Aperto il 5 marzo e chiuso il 4 aprile 2026, il bando ha raccolto 183 candidature da 28 paesi dell’area euromediterranea. Un risultato che supera le attese e dimostra quanto il titolo di Capitale Mediterranea della Cultura e del Dialogo sia in grado di mobilitare organizzazioni culturali e società civile ben oltre i confini delle due città designate. Hanno risposto all’appello organizzazioni da Algeria, Albania, Bosnia-Erzegovina, Belgio, Bulgaria, Cipro, Egitto, Finlandia, Francia, Germania, Grecia, Giordania, Italia, Lituania, Lussemburgo, Malta, Mauritania, Marocco, Nord Macedonia, Paesi Bassi, Palestina, Polonia, Portogallo, Romania, Siria, Spagna, Tunisia e Turchia.
L’ALF ha pubblicato la lista dei progetti provvisoriamente selezionati: 13 organizzazioni su 183, con un tasso di selezione inferiore all’8%, a conferma dell’elevato livello di competitività della call. Tra i selezionati figurano tre soggetti italiani insieme a organizzazioni di Belgio, Bosnia-Erzegovina, Cipro, Egitto, Francia, Marocco, Nord Macedonia, Portogallo e Spagna.
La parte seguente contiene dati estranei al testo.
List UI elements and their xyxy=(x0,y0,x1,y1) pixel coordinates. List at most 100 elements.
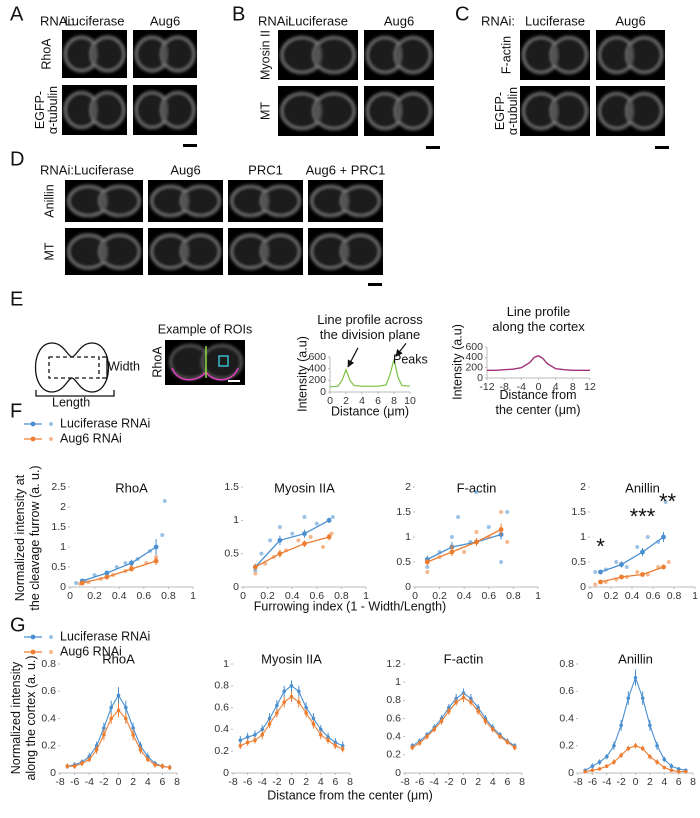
mean-marker xyxy=(648,723,652,728)
mean-marker xyxy=(604,754,609,759)
mean-marker xyxy=(267,722,272,726)
x-tick-label: -2 xyxy=(99,776,108,788)
x-tick-label: 4 xyxy=(553,381,559,393)
x-tick-label: 0.6 xyxy=(309,590,324,602)
mean-marker xyxy=(498,527,504,532)
chart-title: RhoA xyxy=(115,480,148,495)
series-line xyxy=(412,696,516,749)
mean-marker xyxy=(260,727,265,732)
y-tick-label: 0 xyxy=(477,372,483,384)
mean-marker xyxy=(275,711,279,715)
x-tick-label: 0 xyxy=(289,776,295,788)
y-tick-label: 1.2 xyxy=(386,658,401,670)
legend-marker xyxy=(30,436,36,442)
mean-marker xyxy=(626,746,631,751)
cell-lobe xyxy=(549,36,588,74)
x-tick-label: 0 xyxy=(536,381,542,393)
series-line xyxy=(600,536,664,573)
x-tick-label: 2 xyxy=(130,776,136,788)
y-tick-label: 600 xyxy=(308,351,326,363)
x-tick-label: -8 xyxy=(499,381,508,393)
chart-title: F-actin xyxy=(444,651,484,666)
row-label: α-tubulin xyxy=(46,86,60,134)
mean-marker xyxy=(597,767,602,771)
x-tick-label: -8 xyxy=(228,776,237,788)
mean-marker xyxy=(512,745,517,750)
chart-title: F-actin xyxy=(457,480,497,495)
x-tick-label: 0.6 xyxy=(136,590,151,602)
mean-marker xyxy=(326,517,332,523)
legend-marker xyxy=(49,422,53,426)
x-tick-label: 0.8 xyxy=(334,590,349,602)
x-tick-label: 0 xyxy=(240,590,246,602)
row-label: MT xyxy=(258,102,272,120)
mean-marker xyxy=(326,738,330,743)
x-tick-label: 0.2 xyxy=(87,590,102,602)
data-point xyxy=(505,510,510,514)
chart-title: Anillin xyxy=(625,480,660,495)
mean-marker xyxy=(424,559,430,565)
data-point xyxy=(160,533,165,537)
legend-marker xyxy=(30,421,36,427)
data-point xyxy=(645,535,650,539)
data-point xyxy=(277,525,282,529)
legend-label: Aug6 RNAi xyxy=(60,644,122,658)
data-point xyxy=(449,545,454,549)
series-line xyxy=(82,560,157,584)
y-tick-label: 0.4 xyxy=(214,723,229,735)
legend-marker xyxy=(30,634,36,640)
mean-marker xyxy=(655,760,659,764)
mean-marker xyxy=(590,764,595,768)
x-tick-label: 6 xyxy=(504,776,510,788)
mean-marker xyxy=(277,551,283,557)
y-tick-label: 1 xyxy=(580,531,586,543)
mean-marker xyxy=(131,733,135,737)
x-tick-label: 0 xyxy=(327,395,333,407)
x-tick-label: 1 xyxy=(190,590,196,602)
mean-marker xyxy=(87,757,92,762)
x-tick-label: 0.2 xyxy=(260,590,275,602)
x-tick-label: 0.6 xyxy=(646,590,661,602)
y-tick-label: 2 xyxy=(580,481,586,493)
y-tick-label: 0.2 xyxy=(214,745,229,757)
y-axis-label: Normalized intensity xyxy=(9,661,23,774)
mean-marker xyxy=(116,708,121,713)
furrow-signal xyxy=(551,45,559,65)
mean-marker xyxy=(661,534,666,540)
x-tick-label: -4 xyxy=(85,776,94,788)
mean-marker xyxy=(277,537,283,543)
y-tick-label: 0.2 xyxy=(559,740,574,752)
panel-label: E xyxy=(10,288,23,310)
furrow-signal xyxy=(627,45,634,65)
y-tick-label: 0.8 xyxy=(41,658,56,670)
mean-marker xyxy=(640,572,645,577)
x-tick-label: 6 xyxy=(159,776,165,788)
panel-label: A xyxy=(10,3,24,25)
mean-marker xyxy=(326,534,332,540)
x-tick-label: 0 xyxy=(116,776,122,788)
mean-marker xyxy=(282,700,286,704)
column-header: Aug6 xyxy=(150,13,180,28)
mean-marker xyxy=(619,574,624,580)
y-tick-label: 0.4 xyxy=(559,712,574,724)
cell-lobe xyxy=(160,35,196,73)
data-point xyxy=(330,515,335,519)
column-header: Luciferase xyxy=(74,162,134,177)
x-tick-label: 4 xyxy=(318,776,324,788)
chart-title: Line profile xyxy=(507,304,571,319)
mean-marker xyxy=(104,574,110,580)
data-point xyxy=(425,570,430,574)
x-tick-label: 0 xyxy=(633,776,639,788)
mean-marker xyxy=(676,769,681,774)
data-point xyxy=(308,535,313,539)
y-tick-label: 0.2 xyxy=(41,740,56,752)
x-tick-label: -4 xyxy=(517,381,526,393)
furrow-signal xyxy=(91,44,98,64)
roi-image xyxy=(165,340,245,385)
mean-marker xyxy=(289,694,294,699)
data-point xyxy=(259,551,264,556)
series-line xyxy=(584,675,686,771)
x-tick-label: 0.2 xyxy=(604,590,619,602)
rnai-label: RNAi: xyxy=(258,13,292,28)
mean-marker xyxy=(648,754,652,759)
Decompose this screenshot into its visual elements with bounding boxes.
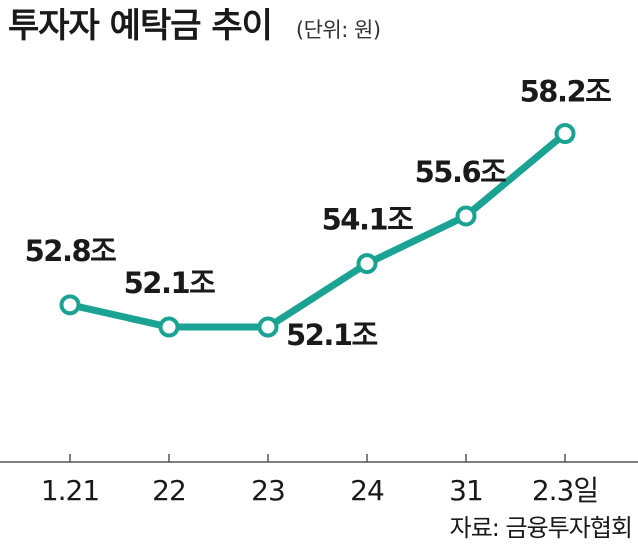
data-point	[257, 316, 279, 338]
data-point	[59, 294, 81, 316]
x-tick-label: 24	[350, 474, 384, 507]
unit-label: (단위: 원)	[295, 18, 381, 42]
source-note: 자료: 금융투자협회	[449, 514, 633, 542]
data-point	[455, 205, 477, 227]
series-line	[66, 130, 569, 331]
x-tick-label: 1.21	[41, 474, 99, 507]
data-label: 54.1조	[322, 203, 414, 237]
data-label: 52.1조	[124, 266, 216, 300]
chart-title: 투자자 예탁금 추이	[8, 6, 273, 46]
x-tick-label: 23	[251, 474, 285, 507]
data-point	[356, 253, 378, 275]
data-point	[158, 316, 180, 338]
data-label: 52.1조	[286, 318, 378, 352]
data-point	[554, 123, 576, 145]
data-label: 52.8조	[25, 234, 117, 268]
x-tick-label: 22	[152, 474, 186, 507]
data-label: 55.6조	[415, 155, 507, 189]
x-tick-label: 31	[449, 474, 483, 507]
data-label: 58.2조	[520, 75, 612, 109]
x-tick-label: 2.3일	[532, 474, 598, 507]
chart-header: 투자자 예탁금 추이 (단위: 원)	[8, 0, 381, 52]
Ogni organizzazione selezionata ha identificato, già in fase di candidatura, un partner locale a Matera o a Tétouan. Nei prossimi giorni sarà possibile conoscere nel dettaglio le attività previste nelle due città e le realtà locali coinvolte.
La call ALF arricchisce il più ampio programma culturale “Terre Immerse” di Matera MCCD 2026, e si affianca al bando in corso per le residenze artistiche “Terre Immerse – Comunità Creative Euromediterranee”.